A: During the course of my career as a musician, I self-produced a lot of concerts, including at the Vail-Leavitt. It taught me how to get corporate sponsors, because that’s how I was able to afford the venues. You can never rely on ticket sales. Once the economy tanked in 2008, I had to transform what I did. I had to move from concerts, because it wasn’t paying anymore, to doing more educational programing. I saw the challenge of jazz performers bringing in an audience. It occurred to me that if people understood jazz more, maybe they’d come and see the shows. I decided to come up with a way to teach them what it was they were listening to so that they could enjoy it more and appreciate it. I figured that would help put more bodies in the seats.

Q: How did you end up at East End Arts?

A: It was really just a collision of events that happened to gel. On one hand, I was starting to realize the traveling was wearing me out and I needed to start working smarter, not harder. My mind was opened to other opportunities. In fact, I was actually considering becoming an app developer. But then on this last tour I did back in June of this year, Pat Snyder, the executive director, emailed me. We first met before Winterfest started at the Southampton Cultural Center during an event [East End Arts cosponsored] about artists and marketing. I was invited to be one of the panelists because they saw I was very good at marketing myself. Her email simply said, “Hey Shenole, Can we meet? I’d like to fi nd a way to get you into the organization.” I said, “Sure.” Then three days later, she sent another email saying, “The position of education director just opened up. I’d like you to interview for the job.” I was like, “Oh. OK. Do you still need me to meet you about the other thing?” [Laughs.] I said to myself, “I have to take this opportunity. I have to go for it.”

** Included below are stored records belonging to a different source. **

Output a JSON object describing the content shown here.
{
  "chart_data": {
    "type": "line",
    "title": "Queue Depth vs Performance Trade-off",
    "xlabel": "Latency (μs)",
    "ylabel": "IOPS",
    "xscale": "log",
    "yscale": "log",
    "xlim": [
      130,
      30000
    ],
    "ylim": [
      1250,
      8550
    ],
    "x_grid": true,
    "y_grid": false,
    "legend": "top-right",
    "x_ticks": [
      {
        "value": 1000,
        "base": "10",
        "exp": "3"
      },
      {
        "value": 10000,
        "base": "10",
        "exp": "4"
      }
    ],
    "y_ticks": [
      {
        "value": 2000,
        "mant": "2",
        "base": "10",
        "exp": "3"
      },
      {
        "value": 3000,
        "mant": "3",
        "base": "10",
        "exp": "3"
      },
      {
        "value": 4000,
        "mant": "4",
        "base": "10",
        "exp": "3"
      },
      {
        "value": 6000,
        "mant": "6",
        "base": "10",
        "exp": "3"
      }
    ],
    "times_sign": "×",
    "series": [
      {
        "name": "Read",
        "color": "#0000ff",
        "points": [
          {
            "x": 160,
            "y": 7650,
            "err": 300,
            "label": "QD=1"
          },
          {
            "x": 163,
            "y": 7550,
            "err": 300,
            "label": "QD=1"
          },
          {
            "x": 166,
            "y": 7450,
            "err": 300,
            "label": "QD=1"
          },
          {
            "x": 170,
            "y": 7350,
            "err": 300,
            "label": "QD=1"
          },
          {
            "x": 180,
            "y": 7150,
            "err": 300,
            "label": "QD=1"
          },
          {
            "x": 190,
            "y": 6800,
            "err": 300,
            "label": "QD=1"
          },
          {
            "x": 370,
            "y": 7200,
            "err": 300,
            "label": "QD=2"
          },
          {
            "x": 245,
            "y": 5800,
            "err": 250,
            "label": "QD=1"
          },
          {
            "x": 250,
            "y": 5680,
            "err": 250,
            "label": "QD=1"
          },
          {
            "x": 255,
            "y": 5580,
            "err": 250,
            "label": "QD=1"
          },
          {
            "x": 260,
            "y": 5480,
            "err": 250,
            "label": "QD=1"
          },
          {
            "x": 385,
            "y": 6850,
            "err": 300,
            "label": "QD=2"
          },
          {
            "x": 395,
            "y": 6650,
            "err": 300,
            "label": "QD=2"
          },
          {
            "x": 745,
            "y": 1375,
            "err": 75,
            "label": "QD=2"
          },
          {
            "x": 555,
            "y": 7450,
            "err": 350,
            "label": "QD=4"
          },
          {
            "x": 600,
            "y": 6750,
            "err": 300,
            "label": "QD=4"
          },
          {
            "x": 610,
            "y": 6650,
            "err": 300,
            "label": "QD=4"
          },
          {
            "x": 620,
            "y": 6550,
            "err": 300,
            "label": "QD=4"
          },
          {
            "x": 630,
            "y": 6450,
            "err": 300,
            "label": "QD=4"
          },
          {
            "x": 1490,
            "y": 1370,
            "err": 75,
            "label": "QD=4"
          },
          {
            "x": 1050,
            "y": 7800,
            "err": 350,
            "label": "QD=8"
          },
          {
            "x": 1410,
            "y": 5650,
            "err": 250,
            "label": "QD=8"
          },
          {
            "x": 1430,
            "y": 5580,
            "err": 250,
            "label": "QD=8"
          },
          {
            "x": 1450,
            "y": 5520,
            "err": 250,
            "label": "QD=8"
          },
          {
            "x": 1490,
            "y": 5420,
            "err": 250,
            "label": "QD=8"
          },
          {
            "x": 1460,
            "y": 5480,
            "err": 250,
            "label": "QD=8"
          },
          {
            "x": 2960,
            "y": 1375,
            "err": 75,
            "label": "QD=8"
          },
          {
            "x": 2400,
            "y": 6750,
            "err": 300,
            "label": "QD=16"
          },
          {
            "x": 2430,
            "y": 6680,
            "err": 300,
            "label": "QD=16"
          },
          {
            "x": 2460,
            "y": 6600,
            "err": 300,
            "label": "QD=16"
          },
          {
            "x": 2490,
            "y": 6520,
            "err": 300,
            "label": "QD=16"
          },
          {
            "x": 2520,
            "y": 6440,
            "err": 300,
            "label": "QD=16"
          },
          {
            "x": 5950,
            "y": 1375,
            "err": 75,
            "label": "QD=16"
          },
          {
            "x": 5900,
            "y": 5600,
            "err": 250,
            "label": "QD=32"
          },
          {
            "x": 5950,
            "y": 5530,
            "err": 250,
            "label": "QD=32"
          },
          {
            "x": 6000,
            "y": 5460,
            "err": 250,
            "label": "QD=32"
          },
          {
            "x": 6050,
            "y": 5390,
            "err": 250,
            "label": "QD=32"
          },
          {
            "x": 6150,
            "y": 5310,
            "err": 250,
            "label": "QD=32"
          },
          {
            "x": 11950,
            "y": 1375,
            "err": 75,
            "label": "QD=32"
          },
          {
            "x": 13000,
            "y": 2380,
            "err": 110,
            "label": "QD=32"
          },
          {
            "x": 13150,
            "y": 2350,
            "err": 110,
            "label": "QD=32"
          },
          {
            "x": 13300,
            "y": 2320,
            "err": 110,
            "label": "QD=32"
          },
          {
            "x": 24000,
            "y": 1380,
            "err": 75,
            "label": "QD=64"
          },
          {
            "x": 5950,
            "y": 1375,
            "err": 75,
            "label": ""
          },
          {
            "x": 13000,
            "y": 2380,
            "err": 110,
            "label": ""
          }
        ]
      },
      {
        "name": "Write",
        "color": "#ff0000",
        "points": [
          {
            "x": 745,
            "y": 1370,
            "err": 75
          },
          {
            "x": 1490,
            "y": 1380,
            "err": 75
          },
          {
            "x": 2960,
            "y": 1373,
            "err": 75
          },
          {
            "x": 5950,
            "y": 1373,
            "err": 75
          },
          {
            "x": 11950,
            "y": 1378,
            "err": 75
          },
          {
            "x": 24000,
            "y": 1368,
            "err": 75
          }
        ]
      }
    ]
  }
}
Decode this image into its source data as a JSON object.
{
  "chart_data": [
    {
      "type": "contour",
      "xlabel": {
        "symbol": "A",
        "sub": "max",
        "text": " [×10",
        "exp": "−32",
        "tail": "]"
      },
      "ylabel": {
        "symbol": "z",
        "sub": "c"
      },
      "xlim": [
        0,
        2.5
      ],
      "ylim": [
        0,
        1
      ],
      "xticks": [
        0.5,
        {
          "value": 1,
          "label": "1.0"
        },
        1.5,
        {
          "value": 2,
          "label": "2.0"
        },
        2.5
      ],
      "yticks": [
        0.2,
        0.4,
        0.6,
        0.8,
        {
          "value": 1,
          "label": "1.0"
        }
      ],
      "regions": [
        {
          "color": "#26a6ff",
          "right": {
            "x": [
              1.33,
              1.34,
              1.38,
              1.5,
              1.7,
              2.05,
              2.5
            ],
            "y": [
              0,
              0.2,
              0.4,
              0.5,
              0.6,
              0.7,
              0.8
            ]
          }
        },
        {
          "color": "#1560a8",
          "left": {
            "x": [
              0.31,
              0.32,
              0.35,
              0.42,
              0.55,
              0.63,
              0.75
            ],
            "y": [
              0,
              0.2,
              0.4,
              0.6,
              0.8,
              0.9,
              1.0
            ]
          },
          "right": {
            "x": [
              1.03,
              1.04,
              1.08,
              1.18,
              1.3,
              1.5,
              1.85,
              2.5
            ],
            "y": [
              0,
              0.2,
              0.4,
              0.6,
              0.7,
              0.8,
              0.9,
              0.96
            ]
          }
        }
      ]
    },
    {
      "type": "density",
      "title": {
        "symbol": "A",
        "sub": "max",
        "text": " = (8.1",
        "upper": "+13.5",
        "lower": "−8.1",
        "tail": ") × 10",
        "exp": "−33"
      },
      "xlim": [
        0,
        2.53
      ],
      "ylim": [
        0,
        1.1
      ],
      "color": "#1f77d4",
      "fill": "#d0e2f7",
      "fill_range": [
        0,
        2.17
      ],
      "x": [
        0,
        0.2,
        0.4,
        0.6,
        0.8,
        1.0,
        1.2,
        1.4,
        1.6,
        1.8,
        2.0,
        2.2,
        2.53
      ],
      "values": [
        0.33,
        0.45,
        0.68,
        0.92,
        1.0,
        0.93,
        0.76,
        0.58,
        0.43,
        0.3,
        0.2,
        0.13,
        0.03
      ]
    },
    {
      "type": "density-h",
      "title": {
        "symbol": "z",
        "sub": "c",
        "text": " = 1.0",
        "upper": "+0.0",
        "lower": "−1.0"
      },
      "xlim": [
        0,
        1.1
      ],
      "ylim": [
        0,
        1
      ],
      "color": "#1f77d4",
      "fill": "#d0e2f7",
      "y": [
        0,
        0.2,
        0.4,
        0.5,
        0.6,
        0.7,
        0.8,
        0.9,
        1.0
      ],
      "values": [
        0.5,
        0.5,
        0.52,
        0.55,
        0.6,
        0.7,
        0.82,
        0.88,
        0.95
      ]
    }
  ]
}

Q: What are your goals as EEA’s education director?

A: In addition to outreach, I really want to spearhead a movement of artists learning how to make a living with their art. Or how to better understand the business end of things. Also, we are looking to provide services where we’re needed. For example, with school budgets getting cut, what goes first? Arts and music. We also see a gap in aftercare. We’ve been putting together the basis of an aftercare program we hope to launch in January. With aftercare, its usually like babysitting with homework. We want to offer an experience with the arts, too. We want every day to be a new experience. One day it will be a music experience, but then the next day will be a visual arts experience. We want to keep the kids mentally stimulated.